Mais mes amis, conciliants, me demandèrent de me
calmer, pour qu’on lui explique pourquoi il est si difficile aujourd’hui
pour nous jeunes Africains de nous marier. Nous le fîmes asseoir à
notre table, lui offrîmes une bière et lui expliquâmes.
Avant,
ah, la belle époque, il était très facile aux jeunes Africains de se
marier parce que nos filles de l’époque savaient choisir entre deux
choses. La beauté et l’instruction. Celles qui étaient belles avaient la
courtoisie d’être très bêtes à l’école, et finissaient automatiquement
revendeuses de menues choses dans des marchés de seconde zone, ou
artisanes sans grande réussite.
Leur beauté était donc dévaluée par le
manque d’instruction, et elles étaient facilement épousables. Il
suffisait d’avoir un baccalauréat – même après quatre tentatives -,
travailler comme aide-comptable dans une société privée au capital
social de deux cent mille francs Cfa, pour qu’elles vous considèrent
comme l’homme le plus instruit de la Terre, elles qui n’avaient pas pu
passer le cap de l’école primaire.
Chaque soir, joyeuses, elles
accueillaient leurs grands maris-intellectuels-bacheliers, prenaient
leurs sacs où il n’y avait rien à part des reconnaissances de dettes, et
des fiches de prêts… Les maris bacheliers étaient pauvres, mais elles
se battaient pour les nourrir, les entretenir, elles ne voulaient pas
perdre leurs oiseaux rares.
Celles
qui, au contraire, étaient intelligentes à l’école avaient la
gentillesse d’être moches, laides et débraillées. Elles étaient les
marginalisées des groupes des filles de l’école, et n’avaient pour
compagnon que leurs cahiers.
Elles étaient donc condamnées, pour
exister, de courir derrière des diplômes, et quand elles finissaient,
elles se rendaient compte qu’elles avaient pris de l’âge, qu’elles
avaient des difficultés à attirer des damoiseaux, et acceptaient
facilement de se marier au prétendant acceptable. Elles n’avaient pas le
choix de chercher un oiseau rare.
Les prétendants les épousaient, en
fermant les yeux bien sûr, avec pour seule consolation devant les
amis : « Bah, écoutez, vous la voyez comme ça mais elle est super
intelligente, elle a toujours été la première de toutes ses classes,
elle a obtenu son Bac à seize ans, sa maîtrise à vingt ans… »

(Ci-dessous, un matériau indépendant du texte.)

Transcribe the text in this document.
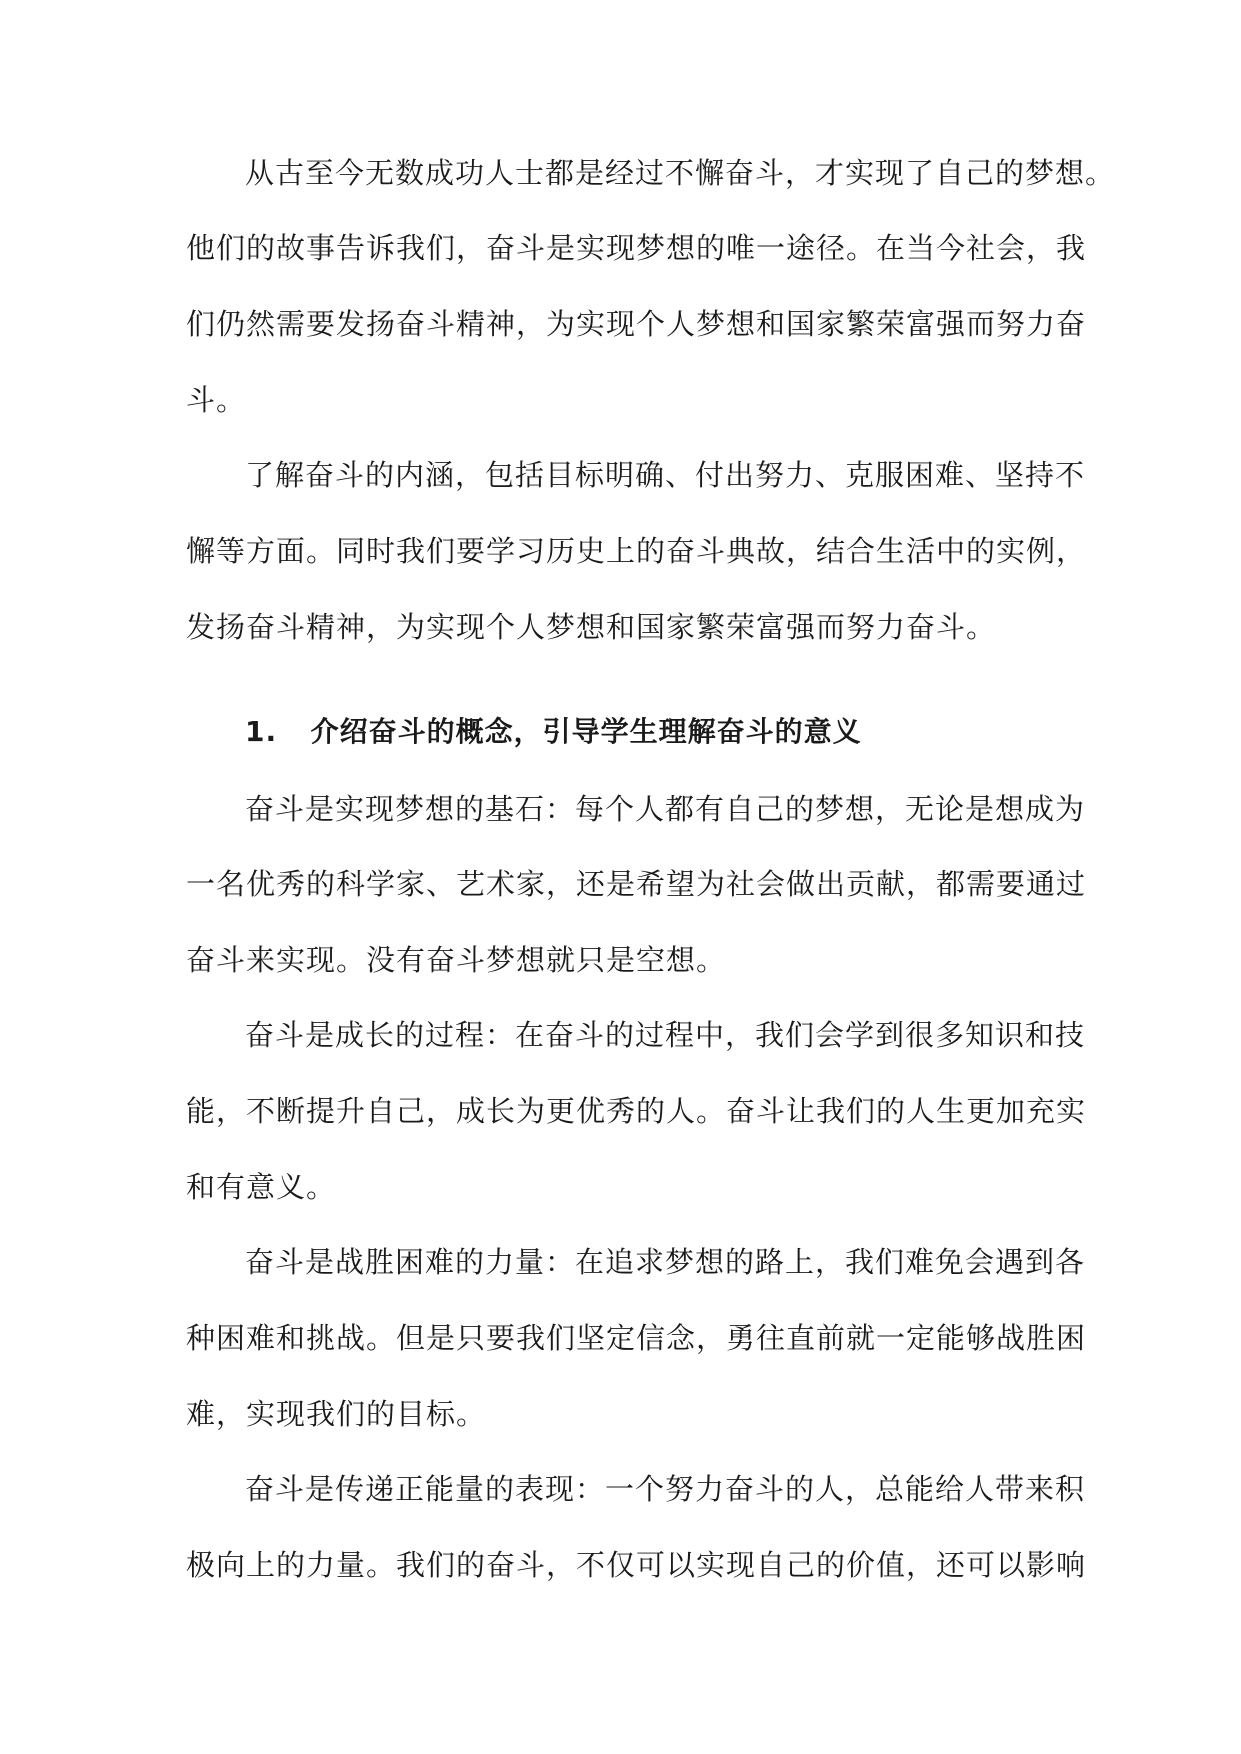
从古至今无数成功人士都是经过不懈奋斗，才实现了自己的梦想。
他们的故事告诉我们，奋斗是实现梦想的唯一途径。在当今社会，我
们仍然需要发扬奋斗精神，为实现个人梦想和国家繁荣富强而努力奋
斗。
了解奋斗的内涵，包括目标明确、付出努力、克服困难、坚持不
懈等方面。同时我们要学习历史上的奋斗典故，结合生活中的实例，
发扬奋斗精神，为实现个人梦想和国家繁荣富强而努力奋斗。
1. 介绍奋斗的概念，引导学生理解奋斗的意义
奋斗是实现梦想的基石：每个人都有自己的梦想，无论是想成为
一名优秀的科学家、艺术家，还是希望为社会做出贡献，都需要通过
奋斗来实现。没有奋斗梦想就只是空想。
奋斗是成长的过程：在奋斗的过程中，我们会学到很多知识和技
能，不断提升自己，成长为更优秀的人。奋斗让我们的人生更加充实
和有意义。
奋斗是战胜困难的力量：在追求梦想的路上，我们难免会遇到各
种困难和挑战。但是只要我们坚定信念，勇往直前就一定能够战胜困
难，实现我们的目标。
奋斗是传递正能量的表现：一个努力奋斗的人，总能给人带来积
极向上的力量。我们的奋斗，不仅可以实现自己的价值，还可以影响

Mais depuis que Rama Yade -
et maintenant Najat Vallaud-Belkacem – ont appris à nos filles qu’elles
peuvent être belles et intelligentes, intelligentes et belles, nos
belles cherchent par tous les moyens à s’instruire au maximum, et nos
laideronnes à s’embellir en plus de leur intelligence.
Les filles de la
vingtaine et de la trentaine, nos potentielles femmes, à nous jeunes,
sont toutes devenues des mélanges de Jessica Alba et Koffi Anaan.
Filmables et audibles. Trop jolies, trop instruites et donc trop chères
pour nous.
Et Dieu seul sait qu’une jeune fille africaine jolie et
instruite est aussi difficile à épouser et à gérer que maintenir Faure
Gnassingbé dans un séminaire loin des femmes, aussi délicate qu’une
partie de Zouk Love entre Georges Bush et Ben Laden, aussi pleine de
risques que réciter le Pater Noster dans un bar au Nord du Nigeria – tu
t’en sors avec un corps découpé en rondelles sur un barbecue de Boko
Haram.
Et
avec ces vieux septuagénaires libidineux qui n’ont même plus
l’honnêteté et la bonne foi de reconnaître et assumer leur faiblesse
sexuelle, qui se bourrent de Viagra et d’aphrodisiaques – la production
de masse de la Chine aidant – pour nous les arracher en
les trompant avec des chèques exorbitants !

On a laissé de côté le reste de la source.